The 6-Day War: Memories from over there
Fifty years ago, the summer of the Six-Day War, probably counts as pre-history to more than half of the world’s population. Yet I remember certain moments with crystal clarity.
“Doug! The war has started!” I was startled out of my sleep by my father shouting up to my bedroom in Levittown. I jumped out of bed and turned on the radio, confirming that the Israel air force had attacked airfields in Egypt and fighting had broken out in Sinai and around Jerusalem.
I know now that most Israelis weren’t at all surprised at the time. They weren’t asking “if” but “when.” But I was certainly surprised. All during May, as Nasser closed the Straits of Tiran to Israeli shipping, kicked out the UN Emergency Force, reinforced Egyptian forces in Sinai, and threatened Israel with a war of annihilation, I was telling my friends and co-workers that it will all blow over. There was a kosher deli across from my office on 57th Street where I feasted on corned beef or pastrami sandwiches at least once a week. One of the owners was an Israeli who was visibly nervous with fear throughout that period.
“Nothing to worry about. No chance of a war,” I told him, revealing my unique talent for predicting significant world events, a savvy which continues until today.
Now there was a war, and it filled my days. We tracked the Israeli army’s progress on a big map where I worked — fortunately for me a weekly news digest, so we could discuss the war as part of our “normal” work activity. The other Jewish writers and editors were visibly jubilant as the Israeli lines moved across Sinai, the West Bank and the Golan Heights — even as they held their fierce opposition to America’s fighting in Vietnam.
I emerged from a subway station to see four young ultra-Orthodox Jews holding an outstretched Israeli flag, shouting, “Help Israel with food and medicine,” while passers-by threw heaps of money into the flag.
I also remember a great ad for El Al in the New York Times. You saw a jetliner with a Star of David taking off, and the headline went something like: “After 2,000 years, we’re not about to stop now!” It was immediately recognizable as a metaphor for the entire people, and it still brings a lump to my throat.

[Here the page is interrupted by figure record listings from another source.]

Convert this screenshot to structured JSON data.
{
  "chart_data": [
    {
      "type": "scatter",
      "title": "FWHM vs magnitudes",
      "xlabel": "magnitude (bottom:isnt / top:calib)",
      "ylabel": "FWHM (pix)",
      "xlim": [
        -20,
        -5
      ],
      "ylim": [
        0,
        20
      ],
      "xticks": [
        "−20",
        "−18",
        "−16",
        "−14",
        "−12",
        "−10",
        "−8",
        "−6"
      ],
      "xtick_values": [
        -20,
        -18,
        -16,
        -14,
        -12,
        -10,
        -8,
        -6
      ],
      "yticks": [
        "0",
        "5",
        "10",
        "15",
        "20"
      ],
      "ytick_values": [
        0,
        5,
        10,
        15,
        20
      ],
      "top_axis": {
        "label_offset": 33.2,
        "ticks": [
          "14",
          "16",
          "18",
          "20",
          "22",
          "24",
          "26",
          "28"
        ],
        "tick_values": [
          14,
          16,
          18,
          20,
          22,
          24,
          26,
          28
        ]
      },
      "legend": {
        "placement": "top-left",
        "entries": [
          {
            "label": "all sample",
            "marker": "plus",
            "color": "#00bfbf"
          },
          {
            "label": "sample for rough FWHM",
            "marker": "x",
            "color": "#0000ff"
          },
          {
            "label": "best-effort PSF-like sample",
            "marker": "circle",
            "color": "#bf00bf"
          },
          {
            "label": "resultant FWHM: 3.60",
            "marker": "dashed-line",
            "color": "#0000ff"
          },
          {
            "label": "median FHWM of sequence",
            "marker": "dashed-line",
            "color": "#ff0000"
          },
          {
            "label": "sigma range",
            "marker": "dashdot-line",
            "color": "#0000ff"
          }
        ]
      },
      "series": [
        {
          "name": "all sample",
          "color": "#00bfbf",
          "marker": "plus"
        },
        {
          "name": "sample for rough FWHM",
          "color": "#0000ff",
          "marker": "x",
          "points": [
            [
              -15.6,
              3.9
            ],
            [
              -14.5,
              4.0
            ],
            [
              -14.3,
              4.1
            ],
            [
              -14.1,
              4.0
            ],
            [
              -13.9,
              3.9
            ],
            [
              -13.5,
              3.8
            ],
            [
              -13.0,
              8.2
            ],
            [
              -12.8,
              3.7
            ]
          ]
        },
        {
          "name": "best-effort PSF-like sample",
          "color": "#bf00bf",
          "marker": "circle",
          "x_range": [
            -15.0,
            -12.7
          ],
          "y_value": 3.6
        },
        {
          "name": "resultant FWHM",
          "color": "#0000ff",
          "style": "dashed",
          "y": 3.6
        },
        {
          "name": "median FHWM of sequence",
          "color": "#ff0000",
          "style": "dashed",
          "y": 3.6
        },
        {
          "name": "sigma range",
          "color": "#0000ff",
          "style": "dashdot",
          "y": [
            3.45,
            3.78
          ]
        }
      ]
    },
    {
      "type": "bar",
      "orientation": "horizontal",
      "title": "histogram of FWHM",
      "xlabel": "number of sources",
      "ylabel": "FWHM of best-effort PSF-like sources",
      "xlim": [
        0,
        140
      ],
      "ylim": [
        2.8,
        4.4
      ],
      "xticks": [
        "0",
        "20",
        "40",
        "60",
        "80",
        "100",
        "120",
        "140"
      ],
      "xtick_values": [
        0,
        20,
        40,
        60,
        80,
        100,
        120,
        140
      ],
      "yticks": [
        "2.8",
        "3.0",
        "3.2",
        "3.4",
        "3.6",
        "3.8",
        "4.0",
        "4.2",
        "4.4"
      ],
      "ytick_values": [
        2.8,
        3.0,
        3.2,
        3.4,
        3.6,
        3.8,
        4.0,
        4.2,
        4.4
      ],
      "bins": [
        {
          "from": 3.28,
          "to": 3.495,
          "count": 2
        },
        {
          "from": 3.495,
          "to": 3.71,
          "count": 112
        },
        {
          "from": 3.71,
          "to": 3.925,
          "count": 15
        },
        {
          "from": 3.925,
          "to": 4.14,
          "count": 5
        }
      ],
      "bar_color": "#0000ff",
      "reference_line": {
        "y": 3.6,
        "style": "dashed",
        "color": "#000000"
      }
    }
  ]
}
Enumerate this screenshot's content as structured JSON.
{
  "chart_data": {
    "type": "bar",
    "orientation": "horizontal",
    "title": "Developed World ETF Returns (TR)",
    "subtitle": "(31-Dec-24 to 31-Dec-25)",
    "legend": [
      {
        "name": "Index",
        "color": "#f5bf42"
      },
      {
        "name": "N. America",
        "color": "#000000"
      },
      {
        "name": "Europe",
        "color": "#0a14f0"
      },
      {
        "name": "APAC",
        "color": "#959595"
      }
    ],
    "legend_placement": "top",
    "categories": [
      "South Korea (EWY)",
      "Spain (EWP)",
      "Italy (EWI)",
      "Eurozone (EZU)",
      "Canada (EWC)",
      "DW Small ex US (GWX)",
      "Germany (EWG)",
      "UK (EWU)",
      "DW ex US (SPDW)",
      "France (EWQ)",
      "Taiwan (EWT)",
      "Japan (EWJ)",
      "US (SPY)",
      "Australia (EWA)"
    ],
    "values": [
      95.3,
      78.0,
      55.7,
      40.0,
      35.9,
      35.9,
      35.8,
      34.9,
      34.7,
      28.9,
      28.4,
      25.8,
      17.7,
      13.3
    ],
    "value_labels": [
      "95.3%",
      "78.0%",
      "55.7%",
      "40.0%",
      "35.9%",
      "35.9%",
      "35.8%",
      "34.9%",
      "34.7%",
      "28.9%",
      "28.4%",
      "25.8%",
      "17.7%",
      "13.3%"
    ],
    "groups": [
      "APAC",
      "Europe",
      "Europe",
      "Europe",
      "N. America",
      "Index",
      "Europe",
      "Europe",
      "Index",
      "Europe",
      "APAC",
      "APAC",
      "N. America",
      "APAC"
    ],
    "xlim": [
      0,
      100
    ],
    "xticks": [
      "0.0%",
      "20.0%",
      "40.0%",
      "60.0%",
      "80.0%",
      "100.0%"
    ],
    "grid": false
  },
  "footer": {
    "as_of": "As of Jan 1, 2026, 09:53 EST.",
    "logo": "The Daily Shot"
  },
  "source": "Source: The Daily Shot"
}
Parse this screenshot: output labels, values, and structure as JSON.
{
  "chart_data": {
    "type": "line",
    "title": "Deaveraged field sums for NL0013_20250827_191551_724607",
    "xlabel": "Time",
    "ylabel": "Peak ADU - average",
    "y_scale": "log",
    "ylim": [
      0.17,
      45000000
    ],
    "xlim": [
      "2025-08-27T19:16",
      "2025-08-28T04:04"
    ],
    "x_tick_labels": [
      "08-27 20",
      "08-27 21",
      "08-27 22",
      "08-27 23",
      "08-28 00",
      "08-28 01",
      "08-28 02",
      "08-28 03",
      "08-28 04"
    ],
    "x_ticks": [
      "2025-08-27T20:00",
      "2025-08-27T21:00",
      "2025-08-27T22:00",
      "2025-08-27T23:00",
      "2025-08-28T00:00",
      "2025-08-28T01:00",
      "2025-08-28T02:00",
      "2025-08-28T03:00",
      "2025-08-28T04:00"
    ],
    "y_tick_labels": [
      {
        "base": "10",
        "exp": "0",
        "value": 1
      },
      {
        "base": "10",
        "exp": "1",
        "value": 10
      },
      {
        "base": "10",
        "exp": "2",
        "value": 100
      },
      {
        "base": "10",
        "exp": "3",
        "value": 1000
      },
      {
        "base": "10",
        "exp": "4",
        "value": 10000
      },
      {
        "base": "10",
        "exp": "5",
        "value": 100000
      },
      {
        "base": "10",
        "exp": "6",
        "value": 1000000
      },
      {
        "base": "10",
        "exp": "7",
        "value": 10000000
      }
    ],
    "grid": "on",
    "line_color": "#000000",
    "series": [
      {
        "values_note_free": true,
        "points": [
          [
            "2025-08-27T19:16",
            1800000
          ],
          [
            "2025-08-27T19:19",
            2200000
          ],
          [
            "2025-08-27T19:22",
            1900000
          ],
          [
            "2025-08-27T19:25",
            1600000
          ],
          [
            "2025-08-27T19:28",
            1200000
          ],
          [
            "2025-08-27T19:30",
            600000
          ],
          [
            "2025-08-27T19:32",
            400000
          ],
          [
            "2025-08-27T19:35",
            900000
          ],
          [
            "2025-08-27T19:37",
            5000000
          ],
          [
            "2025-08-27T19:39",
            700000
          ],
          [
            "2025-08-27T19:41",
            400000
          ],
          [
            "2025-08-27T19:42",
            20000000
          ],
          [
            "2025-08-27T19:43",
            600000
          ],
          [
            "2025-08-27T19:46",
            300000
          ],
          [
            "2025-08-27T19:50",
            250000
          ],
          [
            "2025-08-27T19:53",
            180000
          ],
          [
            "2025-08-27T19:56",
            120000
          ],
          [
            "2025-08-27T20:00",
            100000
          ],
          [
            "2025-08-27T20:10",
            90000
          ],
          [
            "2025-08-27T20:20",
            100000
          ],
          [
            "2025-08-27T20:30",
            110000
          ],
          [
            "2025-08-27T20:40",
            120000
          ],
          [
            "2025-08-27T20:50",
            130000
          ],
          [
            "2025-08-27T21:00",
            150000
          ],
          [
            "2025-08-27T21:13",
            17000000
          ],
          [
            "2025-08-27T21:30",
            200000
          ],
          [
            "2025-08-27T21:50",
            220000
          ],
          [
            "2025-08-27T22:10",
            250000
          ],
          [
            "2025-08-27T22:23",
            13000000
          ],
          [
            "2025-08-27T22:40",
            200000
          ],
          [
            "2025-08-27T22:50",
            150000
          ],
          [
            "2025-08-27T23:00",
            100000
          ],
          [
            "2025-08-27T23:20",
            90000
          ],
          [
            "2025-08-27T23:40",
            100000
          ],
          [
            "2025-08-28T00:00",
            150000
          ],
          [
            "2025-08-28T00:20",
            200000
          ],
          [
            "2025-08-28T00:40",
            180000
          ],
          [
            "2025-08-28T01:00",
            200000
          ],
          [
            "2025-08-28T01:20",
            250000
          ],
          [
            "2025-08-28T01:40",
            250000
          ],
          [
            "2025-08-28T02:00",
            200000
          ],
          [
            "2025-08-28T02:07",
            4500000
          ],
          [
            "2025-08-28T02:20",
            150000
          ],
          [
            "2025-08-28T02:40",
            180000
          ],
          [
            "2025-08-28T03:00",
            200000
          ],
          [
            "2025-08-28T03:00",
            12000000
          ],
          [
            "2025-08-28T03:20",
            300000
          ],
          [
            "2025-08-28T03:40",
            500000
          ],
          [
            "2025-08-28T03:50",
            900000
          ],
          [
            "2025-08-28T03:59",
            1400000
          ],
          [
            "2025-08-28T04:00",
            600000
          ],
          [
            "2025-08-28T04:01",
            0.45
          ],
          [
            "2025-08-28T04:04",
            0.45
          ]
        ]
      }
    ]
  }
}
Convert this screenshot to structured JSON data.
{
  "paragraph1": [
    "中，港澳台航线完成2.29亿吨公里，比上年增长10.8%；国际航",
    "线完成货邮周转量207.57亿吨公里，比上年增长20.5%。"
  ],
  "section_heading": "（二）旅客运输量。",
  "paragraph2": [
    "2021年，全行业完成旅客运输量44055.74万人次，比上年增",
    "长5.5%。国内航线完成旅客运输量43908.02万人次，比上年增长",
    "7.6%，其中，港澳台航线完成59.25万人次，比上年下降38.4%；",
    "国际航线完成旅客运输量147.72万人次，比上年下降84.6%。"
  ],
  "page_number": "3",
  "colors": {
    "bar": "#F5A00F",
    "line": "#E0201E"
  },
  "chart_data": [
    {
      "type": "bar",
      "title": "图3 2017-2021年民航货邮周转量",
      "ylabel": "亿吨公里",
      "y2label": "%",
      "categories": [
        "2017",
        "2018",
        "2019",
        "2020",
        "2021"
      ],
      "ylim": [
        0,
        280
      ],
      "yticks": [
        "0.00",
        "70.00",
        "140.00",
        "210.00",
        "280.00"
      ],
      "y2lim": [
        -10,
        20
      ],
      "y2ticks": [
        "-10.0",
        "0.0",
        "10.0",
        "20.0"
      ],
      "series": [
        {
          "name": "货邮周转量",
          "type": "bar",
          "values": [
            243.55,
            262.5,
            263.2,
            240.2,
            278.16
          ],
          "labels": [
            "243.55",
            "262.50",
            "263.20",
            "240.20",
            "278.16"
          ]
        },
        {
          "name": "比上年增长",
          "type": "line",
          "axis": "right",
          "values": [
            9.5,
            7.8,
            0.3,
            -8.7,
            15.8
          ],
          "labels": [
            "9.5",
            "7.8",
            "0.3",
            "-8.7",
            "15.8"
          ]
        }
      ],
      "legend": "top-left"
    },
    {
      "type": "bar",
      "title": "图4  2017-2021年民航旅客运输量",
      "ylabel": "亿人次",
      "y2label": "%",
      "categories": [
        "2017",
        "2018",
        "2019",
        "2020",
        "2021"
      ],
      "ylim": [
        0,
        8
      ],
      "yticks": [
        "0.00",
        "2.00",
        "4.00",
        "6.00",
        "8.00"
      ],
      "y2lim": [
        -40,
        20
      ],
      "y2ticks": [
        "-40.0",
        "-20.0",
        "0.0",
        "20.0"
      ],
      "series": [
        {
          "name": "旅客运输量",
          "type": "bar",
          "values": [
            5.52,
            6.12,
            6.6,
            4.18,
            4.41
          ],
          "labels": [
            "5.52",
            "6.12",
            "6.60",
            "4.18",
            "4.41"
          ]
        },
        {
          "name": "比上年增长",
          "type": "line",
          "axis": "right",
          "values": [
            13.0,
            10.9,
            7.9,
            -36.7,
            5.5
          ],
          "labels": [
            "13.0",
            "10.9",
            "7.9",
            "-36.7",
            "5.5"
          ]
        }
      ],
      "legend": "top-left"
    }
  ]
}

But more important is what I don’t remember, but what happened nevertheless. The Six-Day War energized American Jews [and, we learned later, Jews around the world, including the Soviet Union], affecting all the generations at once. This was thought to be an impossible task.
For me, it brought to a head feelings that began four years earlier at Georgetown and two years earlier during a summer spent in Israel. Like the inexorable pull of a passing heavenly body, the Six-Day War changed the trajectory of Jewish life in America. It sent my own path on a different direction, leading to where I am and who I am today.